One of the thrills of going to Broadway has been the chance to meet the actors afterward and get my Playbill signed.
It's not simply the signature - it's hopefully sharing a few words with a performer whose work I've just enjoyed. You can't do that after watching a movie or a tv show.
I realize that the actors don't have to come out, so whenever they do I appreciate it. This time, like my previous trips to New York, I've had some wonderful experiences.
But seeing the herculean effort Alice Ripley made to greet fans at the stage door after Next to Normal Sunday night truly was something special.
This was her second show of the day in a very demanding role that's almost entirely sung - there's very little spoken dialog in Next to Normal. So she must have been exhausted. Still, she looked great - full of energy, talking and posing for pictures. (And as you can see, she has a pretty distinct signature. It's like a work of art!)
I'm not very good with crowd estimates but there must have been at least a hundred people waiting for her at the Booth Theatre stage door, in Shubert Alley. Her fellow cast members, J. Robert Spencer, Adam Chanler-Berat, Kyle Dean Massey and Louis Hobson, had already come out and signed.
(The only one I missed was Jennifer Damiano. This has happened to me before, where I've gotten every cast member's autograph but one. There must be a rule that one person must stay away from the stage door, just like one Cabinet member is at a secure and undisclosed location during the president's State of the Union address.)
Ms. Ripley took a long time to make her way around the circle of fans. She wasn't simply signing her name, she was stopping to talk with almost everyone. As she got closer to where I was standing, I could tell that she was having some pretty intense conversations.
My guess is that because she plays a woman struggling with mental illness, she meets a fair number of people who have a family member in a similar situation. And from what I could tell, she wasn't brushing anyone off but was taking the time to listen.

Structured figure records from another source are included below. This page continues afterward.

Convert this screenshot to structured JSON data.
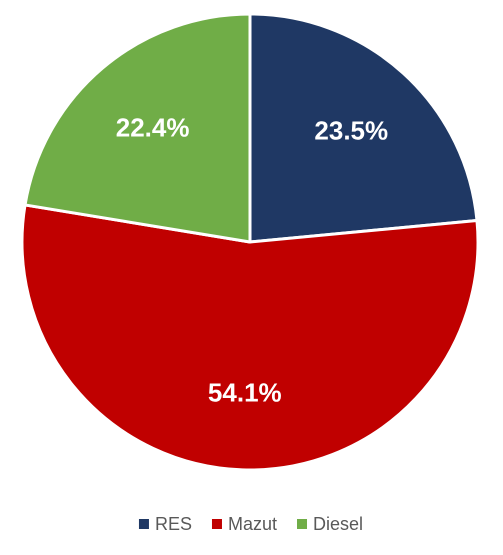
{
  "chart_data": {
    "type": "pie",
    "title": "",
    "categories": [
      "RES",
      "Mazut",
      "Diesel"
    ],
    "values": [
      23.5,
      54.1,
      22.4
    ],
    "labels": [
      "23.5%",
      "54.1%",
      "22.4%"
    ],
    "colors": [
      "#1f3864",
      "#c00000",
      "#70ad47"
    ],
    "label_color": "#ffffff",
    "start_angle_deg": 0,
    "direction": "clockwise",
    "legend": {
      "position": "bottom",
      "items": [
        {
          "name": "RES",
          "color": "#1f3864"
        },
        {
          "name": "Mazut",
          "color": "#c00000"
        },
        {
          "name": "Diesel",
          "color": "#70ad47"
        }
      ]
    }
  }
}
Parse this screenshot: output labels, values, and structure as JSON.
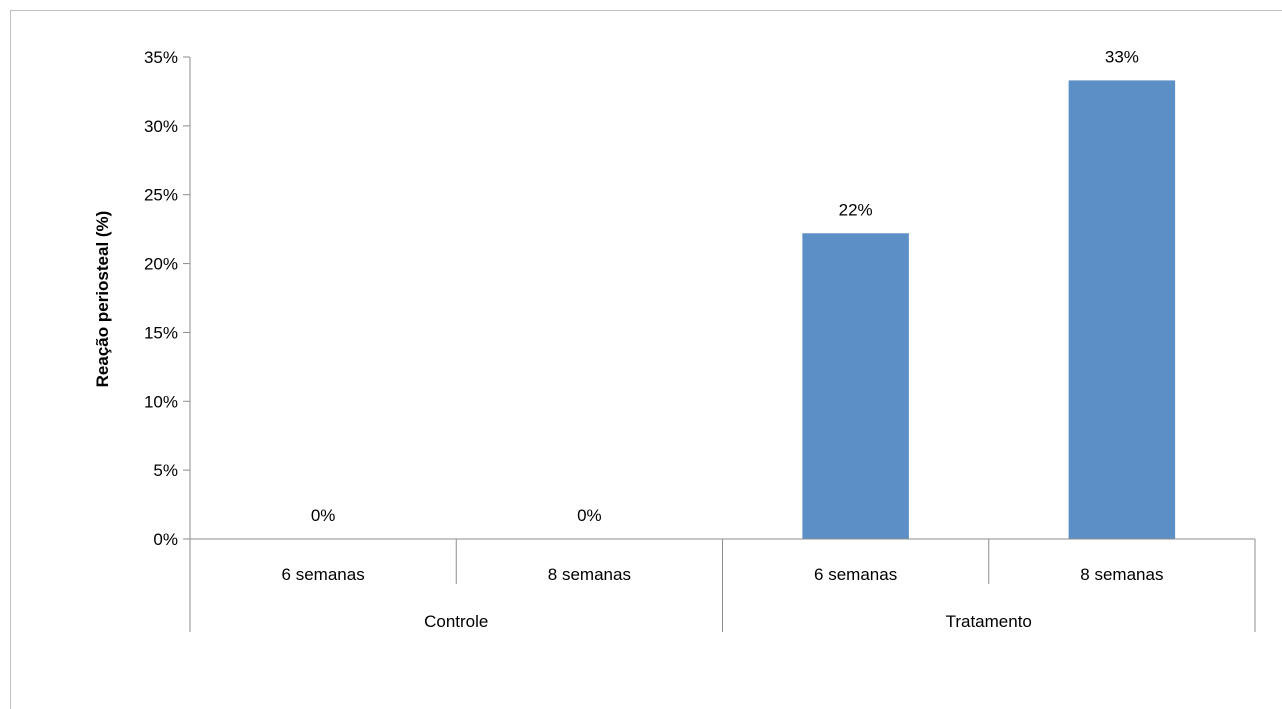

When it was my turn, I congratulated her on her well-deserved Tony award. I told her I thought Next to Normal was such a compelling look at a family in crisis.
I expected her to thank me and move on, but she kept talking, about how this was such a great role for a woman and how most musicals are centered around men and she's been waiting for this opportunity for so long. She just volunteered all of this. I didn't even have to ask a question!

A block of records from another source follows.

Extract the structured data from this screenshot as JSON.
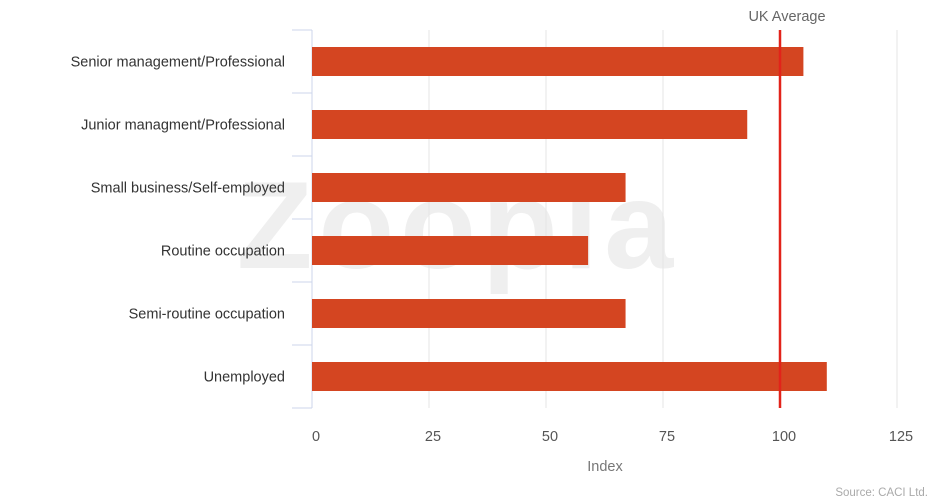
{
  "chart_data": {
    "type": "bar",
    "orientation": "horizontal",
    "categories": [
      "Senior management/Professional",
      "Junior managment/Professional",
      "Small business/Self-employed",
      "Routine occupation",
      "Semi-routine occupation",
      "Unemployed"
    ],
    "values": [
      105,
      93,
      67,
      59,
      67,
      110
    ],
    "xlabel": "Index",
    "ylabel": "",
    "xlim": [
      0,
      125
    ],
    "xticks": [
      0,
      25,
      50,
      75,
      100,
      125
    ],
    "grid": "vertical",
    "reference_line": {
      "value": 100,
      "label": "UK Average",
      "color": "#e2231a"
    },
    "bar_color": "#d44521",
    "source": "Source: CACI Ltd.",
    "watermark": "Zoopla"
  }
}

The one thing that made me angry was the woman standing next to me with four Playbills. I asked her why she was getting four of them signed and she said two were for friends and two were for her.

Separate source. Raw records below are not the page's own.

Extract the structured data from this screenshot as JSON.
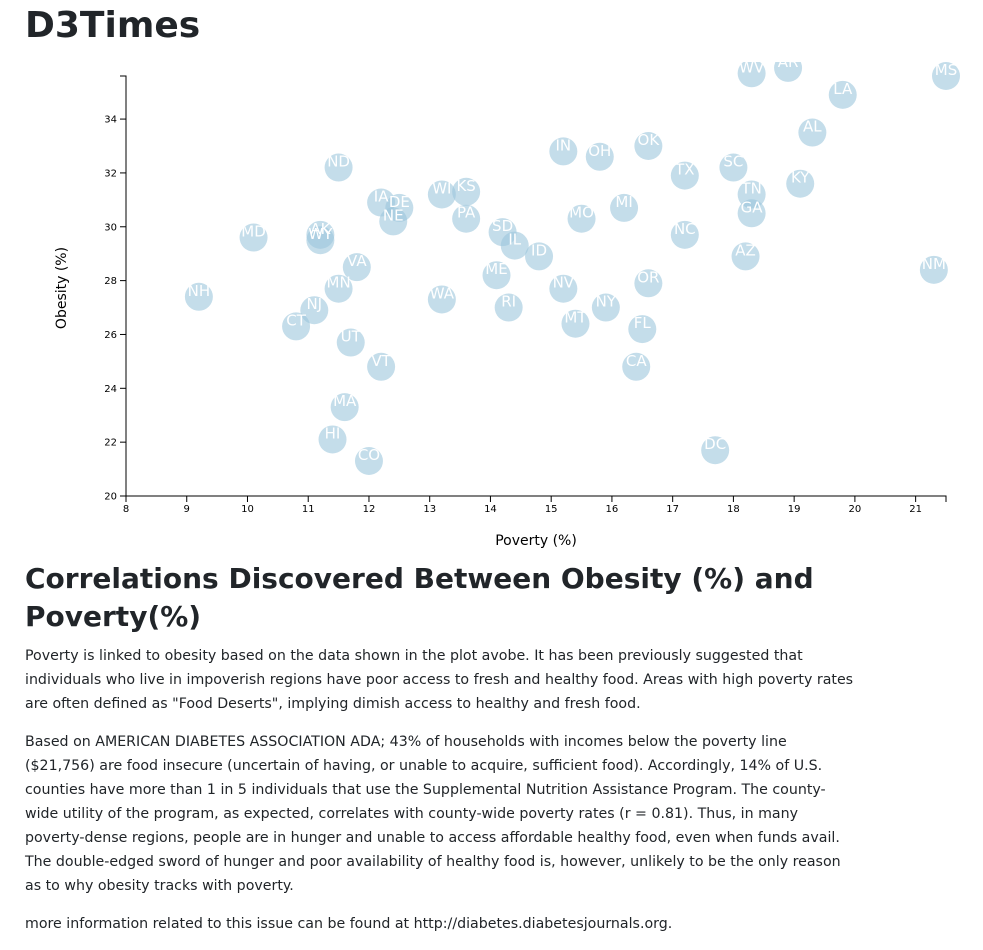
{
  "page": {
    "title": "D3Times"
  },
  "article": {
    "heading": "Correlations Discovered Between Obesity (%) and Poverty(%)",
    "paragraphs": [
      "Poverty is linked to obesity based on the data shown in the plot avobe. It has been previously suggested that individuals who live in impoverish regions have poor access to fresh and healthy food. Areas with high poverty rates are often defined as \"Food Deserts\", implying dimish access to healthy and fresh food.",
      "Based on AMERICAN DIABETES ASSOCIATION ADA; 43% of households with incomes below the poverty line ($21,756) are food insecure (uncertain of having, or unable to acquire, sufficient food). Accordingly, 14% of U.S. counties have more than 1 in 5 individuals that use the Supplemental Nutrition Assistance Program. The county-wide utility of the program, as expected, correlates with county-wide poverty rates (r = 0.81). Thus, in many poverty-dense regions, people are in hunger and unable to access affordable healthy food, even when funds avail. The double-edged sword of hunger and poor availability of healthy food is, however, unlikely to be the only reason as to why obesity tracks with poverty.",
      "more information related to this issue can be found at http://diabetes.diabetesjournals.org."
    ]
  },
  "chart_data": {
    "type": "scatter",
    "title": "",
    "xlabel": "Poverty (%)",
    "ylabel": "Obesity (%)",
    "xlim": [
      8,
      21.5
    ],
    "ylim": [
      20,
      35.6
    ],
    "x_ticks": [
      8,
      9,
      10,
      11,
      12,
      13,
      14,
      15,
      16,
      17,
      18,
      19,
      20,
      21
    ],
    "y_ticks": [
      20,
      22,
      24,
      26,
      28,
      30,
      32,
      34
    ],
    "grid": false,
    "marker_color": "#9cc7dc",
    "label_color": "#ffffff",
    "points": [
      {
        "abbr": "WV",
        "x": 18.3,
        "y": 35.7
      },
      {
        "abbr": "AR",
        "x": 18.9,
        "y": 35.9
      },
      {
        "abbr": "MS",
        "x": 21.5,
        "y": 35.6
      },
      {
        "abbr": "LA",
        "x": 19.8,
        "y": 34.9
      },
      {
        "abbr": "AL",
        "x": 19.3,
        "y": 33.5
      },
      {
        "abbr": "OK",
        "x": 16.6,
        "y": 33.0
      },
      {
        "abbr": "IN",
        "x": 15.2,
        "y": 32.8
      },
      {
        "abbr": "OH",
        "x": 15.8,
        "y": 32.6
      },
      {
        "abbr": "SC",
        "x": 18.0,
        "y": 32.2
      },
      {
        "abbr": "ND",
        "x": 11.5,
        "y": 32.2
      },
      {
        "abbr": "TX",
        "x": 17.2,
        "y": 31.9
      },
      {
        "abbr": "KY",
        "x": 19.1,
        "y": 31.6
      },
      {
        "abbr": "TN",
        "x": 18.3,
        "y": 31.2
      },
      {
        "abbr": "WI",
        "x": 13.2,
        "y": 31.2
      },
      {
        "abbr": "KS",
        "x": 13.6,
        "y": 31.3
      },
      {
        "abbr": "IA",
        "x": 12.2,
        "y": 30.9
      },
      {
        "abbr": "DE",
        "x": 12.5,
        "y": 30.7
      },
      {
        "abbr": "MI",
        "x": 16.2,
        "y": 30.7
      },
      {
        "abbr": "GA",
        "x": 18.3,
        "y": 30.5
      },
      {
        "abbr": "NE",
        "x": 12.4,
        "y": 30.2
      },
      {
        "abbr": "PA",
        "x": 13.6,
        "y": 30.3
      },
      {
        "abbr": "MO",
        "x": 15.5,
        "y": 30.3
      },
      {
        "abbr": "SD",
        "x": 14.2,
        "y": 29.8
      },
      {
        "abbr": "NC",
        "x": 17.2,
        "y": 29.7
      },
      {
        "abbr": "MD",
        "x": 10.1,
        "y": 29.6
      },
      {
        "abbr": "AK",
        "x": 11.2,
        "y": 29.7
      },
      {
        "abbr": "WY",
        "x": 11.2,
        "y": 29.5
      },
      {
        "abbr": "IL",
        "x": 14.4,
        "y": 29.3
      },
      {
        "abbr": "ID",
        "x": 14.8,
        "y": 28.9
      },
      {
        "abbr": "AZ",
        "x": 18.2,
        "y": 28.9
      },
      {
        "abbr": "VA",
        "x": 11.8,
        "y": 28.5
      },
      {
        "abbr": "NM",
        "x": 21.3,
        "y": 28.4
      },
      {
        "abbr": "ME",
        "x": 14.1,
        "y": 28.2
      },
      {
        "abbr": "OR",
        "x": 16.6,
        "y": 27.9
      },
      {
        "abbr": "MN",
        "x": 11.5,
        "y": 27.7
      },
      {
        "abbr": "NV",
        "x": 15.2,
        "y": 27.7
      },
      {
        "abbr": "NH",
        "x": 9.2,
        "y": 27.4
      },
      {
        "abbr": "WA",
        "x": 13.2,
        "y": 27.3
      },
      {
        "abbr": "RI",
        "x": 14.3,
        "y": 27.0
      },
      {
        "abbr": "NY",
        "x": 15.9,
        "y": 27.0
      },
      {
        "abbr": "NJ",
        "x": 11.1,
        "y": 26.9
      },
      {
        "abbr": "MT",
        "x": 15.4,
        "y": 26.4
      },
      {
        "abbr": "CT",
        "x": 10.8,
        "y": 26.3
      },
      {
        "abbr": "FL",
        "x": 16.5,
        "y": 26.2
      },
      {
        "abbr": "UT",
        "x": 11.7,
        "y": 25.7
      },
      {
        "abbr": "VT",
        "x": 12.2,
        "y": 24.8
      },
      {
        "abbr": "CA",
        "x": 16.4,
        "y": 24.8
      },
      {
        "abbr": "MA",
        "x": 11.6,
        "y": 23.3
      },
      {
        "abbr": "HI",
        "x": 11.4,
        "y": 22.1
      },
      {
        "abbr": "DC",
        "x": 17.7,
        "y": 21.7
      },
      {
        "abbr": "CO",
        "x": 12.0,
        "y": 21.3
      }
    ]
  }
}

Now, I don't have a problem with getting a Playbill signed for a friend. It's a wonderful, thoughtful thing to do and I treasure the ones friends have gotten for me. I've done it myself for other people. But four? That seemed excessive. I'm just hoping none of those end up on eBay.
As I left Shubert Alley I could see Ripley still talking to the remnants of the crowd. What a gracious, classy woman. I'm so glad that I made a point of telling her how how much I appreciated the time she spent with us.
So here's to you, Alice Ripley and to all of the other actors who've taken the time to sign Playbills, pose for pictures, share a few words with fans. For me, your graciousness is part of what makes going to the theatre so exciting and so unique.